For decades, Carolyn Brandeen and Kathy Holcombe have walked to feed people in Rock County and around the world.
On Sunday, April 28, they will walk again in the annual Janesville Area CROP Hunger Walk to raise money for two important organizations: ECHO and Church World Service.
ECHO is a Janesville-based organization that helps provide food, temporary housing and transportation to people in need.
ECHO will get 25 percent of the money. The rest will fight hunger internationally through Church World Service.
Church World Service is a faith-based organization that fights hunger and poverty in communities around the globe.
Brandeen and Holcombe, co-coordinators of the local walk, and the walk’s planning committee want to raise $50,000 to celebrate 50 years of national CROP walks.
Previous local walks have raised almost $1.15 million.
“People respond to this invitation because they love ECHO or they love what Church World Service has done,” Brandeen said. “Join us to make a differences in the lives of our neighbors down the street and around the globe.”
She has walked or donated to the walk every year since the early 1980s.
As a coordinator, Brandeen is delighted to work with people from many denominations.
Church World Service is a cooperative ministry of 37 Christian denominations and communions that provides self-help, disaster relief and refugee assistance. It formed in 1946 with a mission to feed the hungry after World War II.
Brandeen called the walk a chance for people “who are having a wonderful life to provide for those who are not.”
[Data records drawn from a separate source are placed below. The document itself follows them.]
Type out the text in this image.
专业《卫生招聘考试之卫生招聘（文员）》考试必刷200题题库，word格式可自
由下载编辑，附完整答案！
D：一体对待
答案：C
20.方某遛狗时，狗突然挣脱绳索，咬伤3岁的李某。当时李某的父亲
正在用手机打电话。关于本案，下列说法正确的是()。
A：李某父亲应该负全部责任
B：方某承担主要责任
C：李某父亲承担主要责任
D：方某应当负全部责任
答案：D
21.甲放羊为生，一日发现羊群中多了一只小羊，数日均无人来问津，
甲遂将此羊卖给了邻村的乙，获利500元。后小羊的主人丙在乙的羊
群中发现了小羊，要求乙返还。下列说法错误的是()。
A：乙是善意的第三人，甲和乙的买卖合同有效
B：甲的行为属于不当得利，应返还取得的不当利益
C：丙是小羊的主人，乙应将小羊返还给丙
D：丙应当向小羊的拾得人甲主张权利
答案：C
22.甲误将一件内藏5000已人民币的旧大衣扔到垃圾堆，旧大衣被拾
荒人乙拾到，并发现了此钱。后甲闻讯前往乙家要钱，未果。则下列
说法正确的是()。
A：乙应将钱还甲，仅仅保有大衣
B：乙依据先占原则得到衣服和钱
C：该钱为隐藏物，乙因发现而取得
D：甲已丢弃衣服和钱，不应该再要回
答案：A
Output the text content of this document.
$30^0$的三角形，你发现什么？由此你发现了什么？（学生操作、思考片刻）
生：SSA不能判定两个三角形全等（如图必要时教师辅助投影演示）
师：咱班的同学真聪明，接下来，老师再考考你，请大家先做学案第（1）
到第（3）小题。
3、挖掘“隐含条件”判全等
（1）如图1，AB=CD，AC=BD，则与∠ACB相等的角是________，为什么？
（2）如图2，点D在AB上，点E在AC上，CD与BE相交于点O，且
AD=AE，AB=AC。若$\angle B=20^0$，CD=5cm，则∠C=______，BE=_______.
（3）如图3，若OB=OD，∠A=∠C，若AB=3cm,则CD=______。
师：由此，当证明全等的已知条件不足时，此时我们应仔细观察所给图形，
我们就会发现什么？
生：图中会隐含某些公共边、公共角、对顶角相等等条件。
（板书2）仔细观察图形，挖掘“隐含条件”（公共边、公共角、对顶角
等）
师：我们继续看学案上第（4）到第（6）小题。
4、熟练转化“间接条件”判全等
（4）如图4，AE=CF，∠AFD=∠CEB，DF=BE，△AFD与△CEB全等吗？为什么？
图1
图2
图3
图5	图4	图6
So far, more than 20 teams have signed up.
“We are just delighted with the new teams that have joined this year,” Brandeen said. “As we walk down Milwaukee Street, it is an opportunity for us to stand present for something we feel strongly about. This is a healthy way to respond to hunger.”
People also can sign up as individual walkers.
There is no registration fee, but walkers are encouraged to collect donations to support the cause.
Holcombe has been involved in the CROP Hunger Walk for at least 35 years.
When she first joined St. John Lutheran Church, she was recruited to be part of what was then called the board of social ministry. Her first job was to coordinate the St. John team.
“I have walked in the CROP Walk for most of those years,” she said.
Her involvement in social issues continued from that starting point and led to some life-changing travels around the world.
“These experiences gave me the opportunity to learn about global poverty,” Holcombe said.
She is happy some of the money raised goes to ECHO.
“But my real interest stems from the work Church World Service does around the world to help people find sustainable ways to provide food, shelter and education for families,” Holcombe said.
One Church World Service program in Indonesia gives families a rooster and three hens so they can raise chickens and collect eggs. Families also get seeds and learn how to grow home gardens.
Holcombe called the CROP Walk “a great community experience as people work together for a common cause.”
“I love to see families come and walk together,” she said. “I think my favorite walks were when my daughter was young, and a group from church would walk together, pushing her in a stroller. Thirty years later, she still wants to come and do the walk with friends.”